Two further furnishings would have been essential in any dwelling in Salem. First would have been a lighting source for reading or working after sunset and was especially important in structures and rooms like Christian David’s which may have lacked windows for lighting. Candles and candleholders would have been commonplace, as would have been oil lamps.  Lamps ranged from simple pots with a single wick to ornate and highly decorated examples, though Christian David, as an enslaved person, may only be assumed to have had a simple tin version with one or two wicks. 

Finally, David would have needed a place to perform that most essential of human functions. Outhouses were in use in Salem (though strictly regulated) though no evidence appears to suggest something similar was located at Lot 7. Evidence instead points to the use of a ceramic chamber pot. These were in use across the town in a variety of materials and styles. Given David’s possible physical infirmity and their wide availability, coupled with a ready supply of water on-site for cleaning and ceramic archaeological remains which may have been used for such a chamber pot, it seems likely David used one of these objects. 

Christian David likely possessed other personal objects. Chief among these would have been a hat or hats, a ubiquitous clothing item worn by men of all classes and statuses in early 19th-century America. For work and day-to-day wear, a round straw hat decorated by a hat band would most likely have been worn by David.9 Contemporary art presents men, including African Americans, wearing such hats, and they would have been available in sufficient quantities for those working outdoors to have easily obtained them. A respected and important member and official, or Saaldiener, of the Moravian church, it is probable David owned a finer felt hat for use on Sundays and for church business.10 Like those worn by other church members on such occasions, David’s hat would have been of black wool felt decorated with a contrasting hat band and lined with canvas, linen, or another material to prevent the felt from irritating the wearer’s skin and to protect the felt from sweat. Hat bands may have been decorated or plain, and a wearer like David may have purposefully or accidentally creased the top of his hats, thus personalizing each of these objects. 

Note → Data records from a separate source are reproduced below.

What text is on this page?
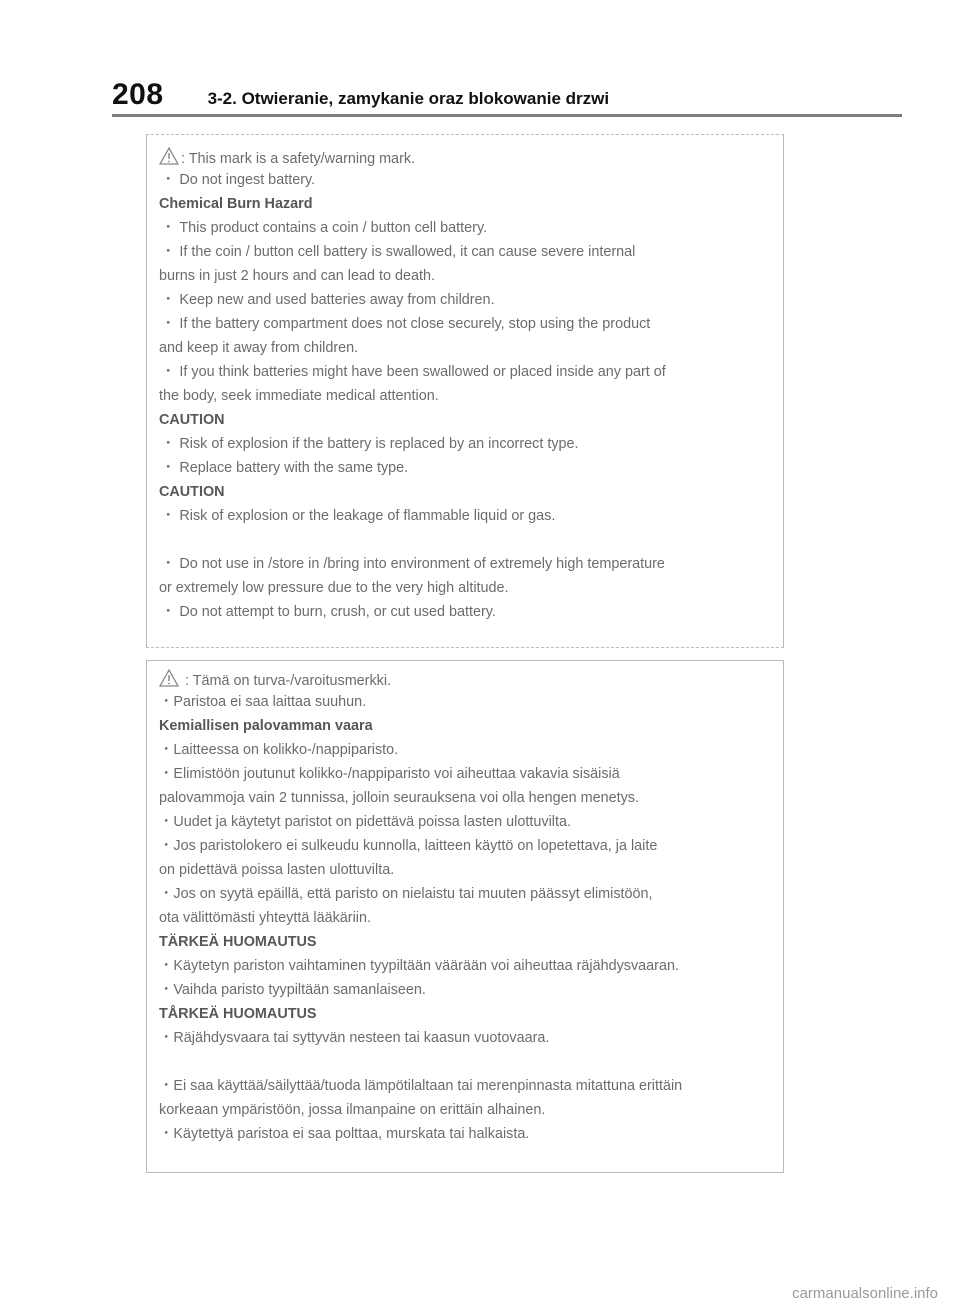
208	3-2. Otwieranie, zamykanie oraz blokowanie drzwi
: This mark is a safety/warning mark.
・ Do not ingest battery.
Chemical Burn Hazard
・ This product contains a coin / button cell battery.
・ If the coin / button cell battery is swallowed, it can cause severe internal
burns in just 2 hours and can lead to death.
・ Keep new and used batteries away from children.
・ If the battery compartment does not close securely, stop using the product
and keep it away from children.
・ If you think batteries might have been swallowed or placed inside any part of
the body, seek immediate medical attention.
CAUTION
・ Risk of explosion if the battery is replaced by an incorrect type.
・ Replace battery with the same type.
CAUTION
・ Risk of explosion or the leakage of flammable liquid or gas.
・ Do not use in /store in /bring into environment of extremely high temperature
or extremely low pressure due to the very high altitude.
・ Do not attempt to burn, crush, or cut used battery.
: Tämä on turva-/varoitusmerkki.
・Paristoa ei saa laittaa suuhun.
Kemiallisen palovamman vaara
・Laitteessa on kolikko-/nappiparisto.
・Elimistöön joutunut kolikko-/nappiparisto voi aiheuttaa vakavia sisäisiä
palovammoja vain 2 tunnissa, jolloin seurauksena voi olla hengen menetys.
・Uudet ja käytetyt paristot on pidettävä poissa lasten ulottuvilta.
・Jos paristolokero ei sulkeudu kunnolla, laitteen käyttö on lopetettava, ja laite
on pidettävä poissa lasten ulottuvilta.
・Jos on syytä epäillä, että paristo on nielaistu tai muuten päässyt elimistöön,
ota välittömästi yhteyttä lääkäriin.
TÄRKEÄ HUOMAUTUS
・Käytetyn pariston vaihtaminen tyypiltään väärään voi aiheuttaa räjähdysvaaran.
・Vaihda paristo tyypiltään samanlaiseen.
TÅRKEÄ HUOMAUTUS
・Räjähdysvaara tai syttyvän nesteen tai kaasun vuotovaara.
・Ei saa käyttää/säilyttää/tuoda lämpötilaltaan tai merenpinnasta mitattuna erittäin
korkeaan ympäristöön, jossa ilmanpaine on erittäin alhainen.
・Käytettyä paristoa ei saa polttaa, murskata tai halkaista.
carmanualsonline.info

Salem was a major manufacturing center of clay pipes during Christian David’s life, and smoking was a habit of a significant number of residents in Salem. David’s pipe may have featured a simply decorated bowl, but like other local pipes would have had a detachable stem fashioned from a reed or length of cane cut from a nearby pond or creek bank.11 Pipes, then as now, were often carried around by smokers and handled frequently. In the case of Christian David, a direct piece of evidence exists for his pipe smoking, as pipe fragments were located at the site of his home during archaeological excavations in 1977. 

One’s personal effects contribute to or express their identity. Despite little in the way of direct evidence remaining for Christian David’s life, with the invaluable help of interpreters and curators at Old Salem Museum and Gardens, it is possible to hypothesize what these objects Christian David possessed, which allows us to connect with David and imagine his everyday life, even if it is quite foreign to our own.